The Folly of Planning: Living Your Life in Weeks, Months or Years
I was set on the path of buying that home in France after a business lunch about four years ago. There was nothing remarkable or unusual about the lunch, the company or the circumstances – but after a conversation about travel, I realized in an instant that I no longer lived life with spontaneity or adventure. Rather, I lived a life of plans… long term plans stretching years into the future and centered on career, financial stability and one-week vacations. These are all worthy things but they aren’t the only things worth consideration when living a life.
We get lost in our planning; thinking that we can control the future if we can just find the right method – be it the Atkins diet or Six Sigma.
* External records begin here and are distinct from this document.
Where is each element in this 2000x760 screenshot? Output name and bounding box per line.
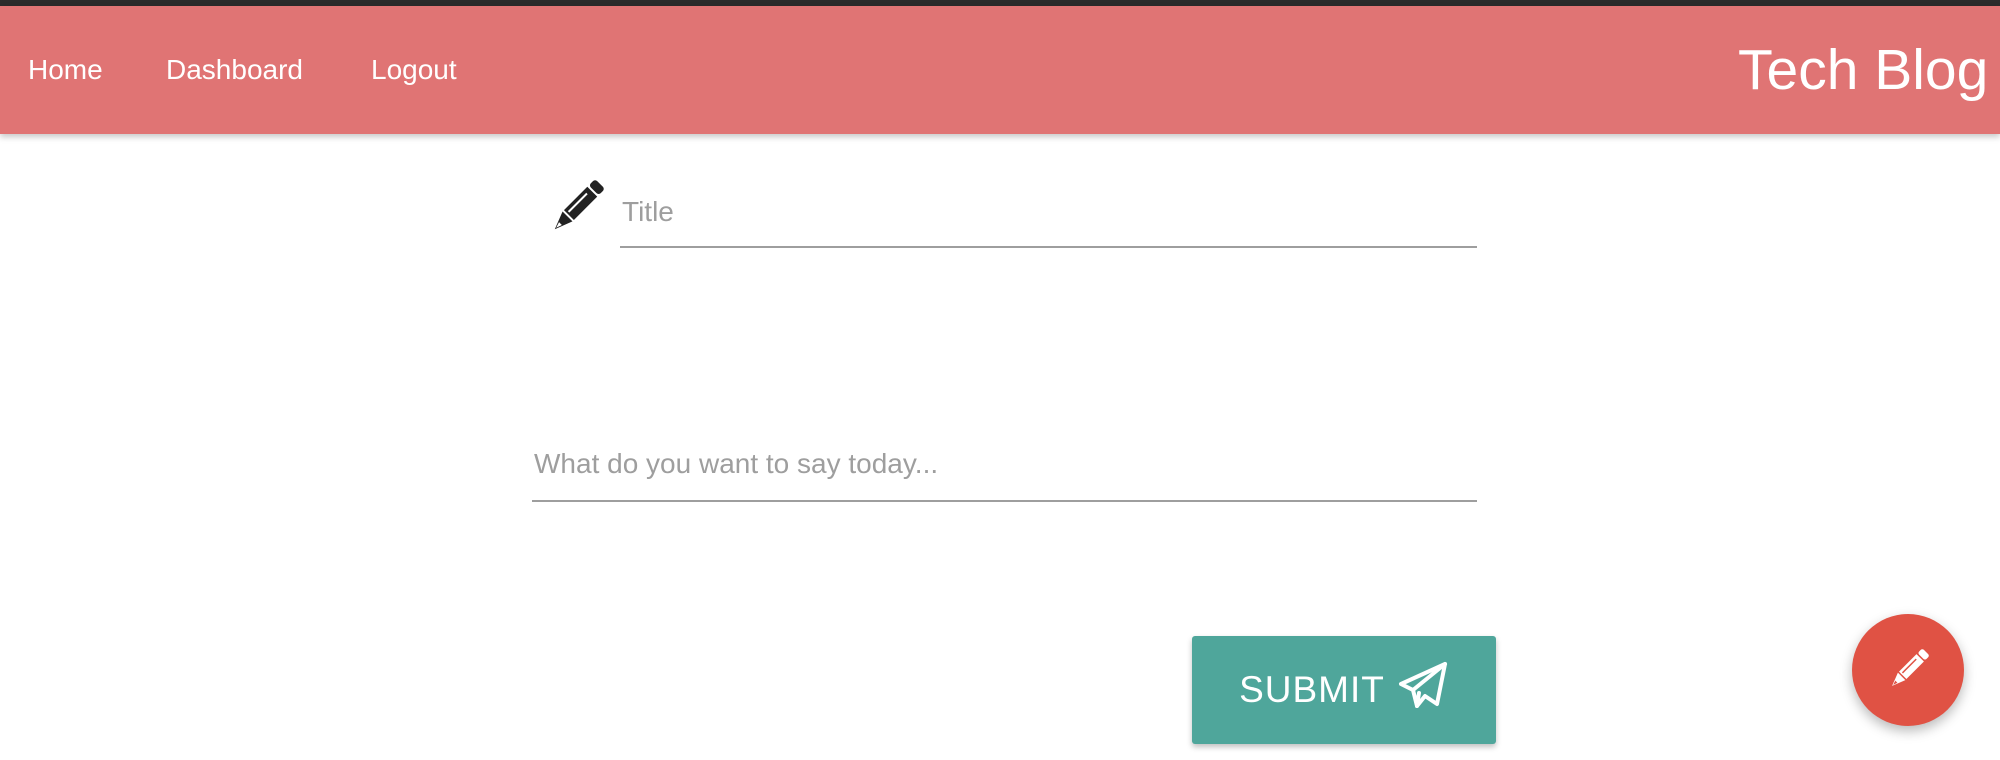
- nav-link-home[interactable]: Home: [28, 6, 103, 134]
- submit-label: SUBMIT: [1239, 669, 1385, 710]
- nav-link-logout[interactable]: Logout: [371, 6, 457, 134]
- pencil-icon: [544, 176, 608, 240]
- brand-logo: Tech Blog: [1738, 38, 1989, 102]
- nav-link-dashboard[interactable]: Dashboard: [166, 6, 303, 134]
- pencil-icon: [1884, 646, 1932, 694]
- new-post-fab[interactable]: [1852, 614, 1964, 726]
- title-input[interactable]: [620, 178, 1477, 248]
- navbar: Home Dashboard Logout Tech Blog: [0, 6, 2000, 134]
- post-body-input[interactable]: [532, 428, 1477, 502]
- paper-plane-icon: [1397, 660, 1449, 721]
- submit-button[interactable]: SUBMIT: [1192, 636, 1496, 744]
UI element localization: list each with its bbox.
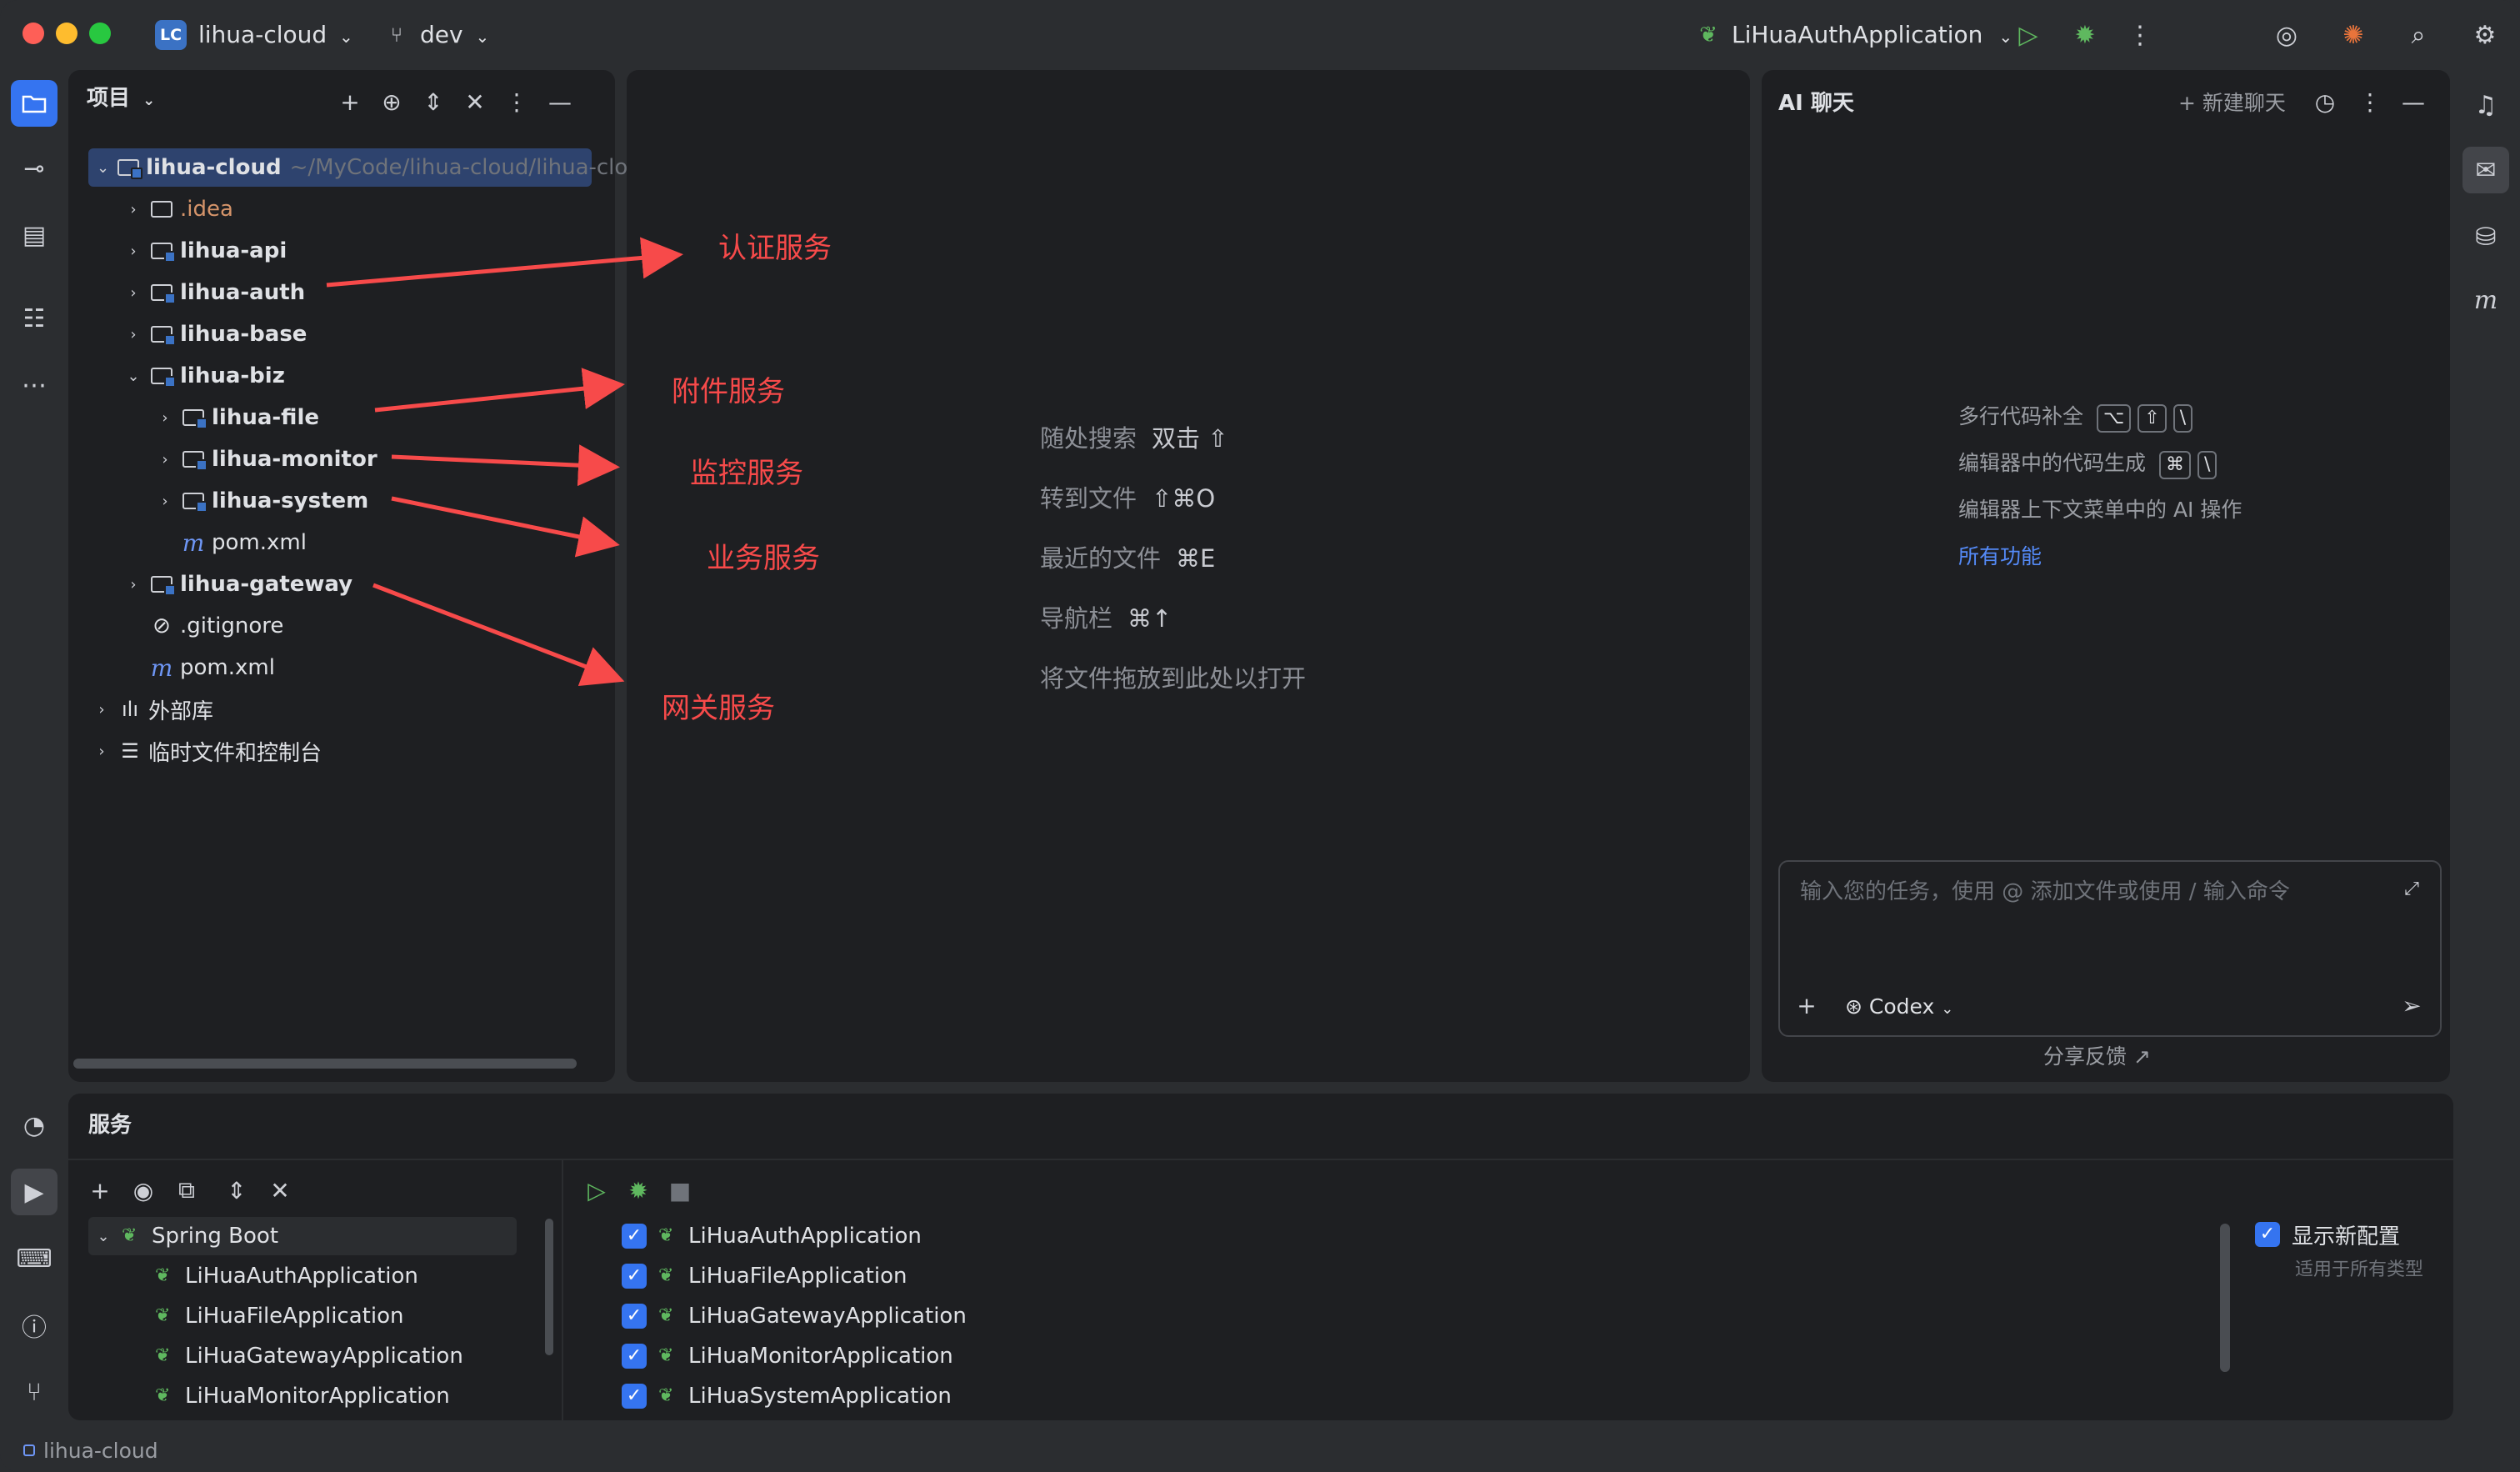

Of course this is folly. There are too many unknown unknowns that evade the best of plans. In that battle for the future we often lose the present, timeless joys that are almost always near at hand – a well-cooked meal, conversation with friends, a quiet, lazy afternoon with a book.
We also labor hard without really knowing why. Our work life increasingly consumes our attention and, like ants working on a project whose outer precincts we cannot conceive, we toil for some obscure institutional good that isn’t personally gratifying and that takes us away from the immediacy of life.
So with that jolt that only a death seems to initiate, I am recommitting to planning my life in months – not years; and to finding the good things near-at-hand.